CGD in the News

Create a health impact fund to spur development and equitable use of a Covid-19 vaccine (STAT News)

June 03, 2020

Rachel Silverman, Carleigh Krubiner, Kalipso Chalkidou, and Adrian Towse's work on developing a value-based advance market committment for a COVID-19 vaccine is mentioned in STAT News. From the article:

Calls for rethinking our pharmaceutical innovation system are swirling in the headwinds and tailwinds of Covid-19. How do we accelerate the arrival of treatments and vaccines in adequate quantities? And how do we ensure that everyone can access those treatments and vaccines?

Wealthy countries have a moral obligation to ensure that vaccines and treatments are accessible to the poor as well as to the rich. Self-interest guides in the same direction: If SARS-CoV-2 continues to circulate because vaccines don’t achieve adequate global penetration, it is more likely to mutate, potentially initiating a new pandemic...

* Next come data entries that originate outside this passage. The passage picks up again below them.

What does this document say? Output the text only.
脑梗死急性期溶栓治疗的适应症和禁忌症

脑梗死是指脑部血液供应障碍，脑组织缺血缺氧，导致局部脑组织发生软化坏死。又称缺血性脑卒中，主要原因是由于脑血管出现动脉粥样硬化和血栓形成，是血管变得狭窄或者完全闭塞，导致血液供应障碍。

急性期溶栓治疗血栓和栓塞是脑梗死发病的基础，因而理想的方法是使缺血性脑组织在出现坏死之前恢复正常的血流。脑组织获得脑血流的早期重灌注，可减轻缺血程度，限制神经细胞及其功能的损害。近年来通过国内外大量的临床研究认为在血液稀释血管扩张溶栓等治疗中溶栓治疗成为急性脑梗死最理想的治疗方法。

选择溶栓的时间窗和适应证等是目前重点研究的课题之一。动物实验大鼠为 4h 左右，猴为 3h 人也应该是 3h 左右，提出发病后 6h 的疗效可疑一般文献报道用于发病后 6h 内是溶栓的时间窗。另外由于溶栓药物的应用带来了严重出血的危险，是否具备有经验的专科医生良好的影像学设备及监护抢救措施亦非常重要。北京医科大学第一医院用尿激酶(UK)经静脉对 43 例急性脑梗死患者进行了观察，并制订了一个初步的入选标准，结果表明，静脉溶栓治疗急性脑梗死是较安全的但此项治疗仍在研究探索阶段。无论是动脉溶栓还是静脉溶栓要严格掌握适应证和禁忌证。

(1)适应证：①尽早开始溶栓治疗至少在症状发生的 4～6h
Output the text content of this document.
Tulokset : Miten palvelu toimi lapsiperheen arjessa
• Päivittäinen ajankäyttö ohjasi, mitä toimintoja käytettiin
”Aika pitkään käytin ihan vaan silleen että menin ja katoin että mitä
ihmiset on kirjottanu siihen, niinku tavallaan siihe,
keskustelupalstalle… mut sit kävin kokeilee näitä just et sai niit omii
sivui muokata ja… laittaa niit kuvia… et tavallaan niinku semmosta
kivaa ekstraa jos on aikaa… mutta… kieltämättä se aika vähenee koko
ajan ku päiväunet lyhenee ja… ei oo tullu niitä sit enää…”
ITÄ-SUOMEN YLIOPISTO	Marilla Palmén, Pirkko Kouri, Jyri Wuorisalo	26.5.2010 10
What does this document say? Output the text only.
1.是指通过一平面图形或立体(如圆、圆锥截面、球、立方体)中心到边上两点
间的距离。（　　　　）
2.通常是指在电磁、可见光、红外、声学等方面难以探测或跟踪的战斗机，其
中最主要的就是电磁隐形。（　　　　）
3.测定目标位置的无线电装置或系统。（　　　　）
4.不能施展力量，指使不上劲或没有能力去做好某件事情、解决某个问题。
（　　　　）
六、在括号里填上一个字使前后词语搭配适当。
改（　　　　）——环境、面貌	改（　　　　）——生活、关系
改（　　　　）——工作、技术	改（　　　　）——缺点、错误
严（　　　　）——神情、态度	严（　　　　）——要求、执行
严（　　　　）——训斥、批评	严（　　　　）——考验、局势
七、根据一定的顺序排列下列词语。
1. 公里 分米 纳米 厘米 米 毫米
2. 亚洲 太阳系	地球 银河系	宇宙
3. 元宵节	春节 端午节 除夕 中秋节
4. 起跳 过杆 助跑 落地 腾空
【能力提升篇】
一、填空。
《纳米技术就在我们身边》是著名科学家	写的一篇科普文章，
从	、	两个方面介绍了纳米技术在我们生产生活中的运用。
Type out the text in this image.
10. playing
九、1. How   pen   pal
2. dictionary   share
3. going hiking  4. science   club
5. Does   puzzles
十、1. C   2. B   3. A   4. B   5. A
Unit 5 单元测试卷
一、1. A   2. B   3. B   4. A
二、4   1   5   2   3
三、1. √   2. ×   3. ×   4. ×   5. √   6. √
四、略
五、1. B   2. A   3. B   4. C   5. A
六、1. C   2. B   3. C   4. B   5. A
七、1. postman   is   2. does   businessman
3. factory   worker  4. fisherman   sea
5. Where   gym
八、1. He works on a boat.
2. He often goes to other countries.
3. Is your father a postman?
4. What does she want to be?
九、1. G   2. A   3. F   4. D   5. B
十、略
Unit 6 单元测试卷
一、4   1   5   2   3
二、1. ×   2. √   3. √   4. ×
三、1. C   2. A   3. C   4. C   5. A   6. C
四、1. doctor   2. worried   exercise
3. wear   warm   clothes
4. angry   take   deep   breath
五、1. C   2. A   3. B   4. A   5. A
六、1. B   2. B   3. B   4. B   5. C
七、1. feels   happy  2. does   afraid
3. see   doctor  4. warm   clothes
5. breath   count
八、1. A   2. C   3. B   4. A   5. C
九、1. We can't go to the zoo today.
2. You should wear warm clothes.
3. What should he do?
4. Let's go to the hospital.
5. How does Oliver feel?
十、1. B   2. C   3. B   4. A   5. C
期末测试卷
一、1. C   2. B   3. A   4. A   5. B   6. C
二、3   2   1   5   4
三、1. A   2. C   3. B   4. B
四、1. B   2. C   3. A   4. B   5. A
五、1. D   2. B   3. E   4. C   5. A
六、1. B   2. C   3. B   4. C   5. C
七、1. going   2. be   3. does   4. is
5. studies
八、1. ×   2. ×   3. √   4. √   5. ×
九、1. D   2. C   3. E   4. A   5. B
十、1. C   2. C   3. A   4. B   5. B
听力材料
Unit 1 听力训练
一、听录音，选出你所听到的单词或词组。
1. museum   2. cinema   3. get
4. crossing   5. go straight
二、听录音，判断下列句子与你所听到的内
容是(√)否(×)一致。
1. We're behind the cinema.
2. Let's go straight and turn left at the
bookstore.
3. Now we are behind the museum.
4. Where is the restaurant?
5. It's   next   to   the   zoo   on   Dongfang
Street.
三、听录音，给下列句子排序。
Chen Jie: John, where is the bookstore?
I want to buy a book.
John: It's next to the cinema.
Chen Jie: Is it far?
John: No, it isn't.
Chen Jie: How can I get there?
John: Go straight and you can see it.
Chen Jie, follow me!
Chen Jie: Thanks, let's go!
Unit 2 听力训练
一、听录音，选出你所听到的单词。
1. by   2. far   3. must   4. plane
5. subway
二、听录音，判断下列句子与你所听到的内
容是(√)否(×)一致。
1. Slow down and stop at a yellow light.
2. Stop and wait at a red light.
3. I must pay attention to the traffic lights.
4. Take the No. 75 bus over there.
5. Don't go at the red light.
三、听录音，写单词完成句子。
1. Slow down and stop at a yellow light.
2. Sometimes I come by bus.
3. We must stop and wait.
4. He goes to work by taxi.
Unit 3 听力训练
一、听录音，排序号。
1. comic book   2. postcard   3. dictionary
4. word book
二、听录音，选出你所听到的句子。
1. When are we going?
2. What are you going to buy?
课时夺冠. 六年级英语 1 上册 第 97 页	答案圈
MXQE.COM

In the Health Impact Fund model, the main reward for developing vaccines would be committed by governments up front and would not rely on high prices set after regulatory approval. Several proposals along these lines have been floated: Susan Athey, Michael Kremer, Christopher Snyder, and Alex Tabarrok have proposed a $70 billion “advanced market commitment” for supplying vaccines to the U.S. population. Rachel Silverman, Carleigh Krubiner, Kalipso Chalkidou, and Adrian Towse suggest a “value-based advance commitment” in which countries precommit to paying certain prices for fixed volumes of vaccines that meet specific technical requirements.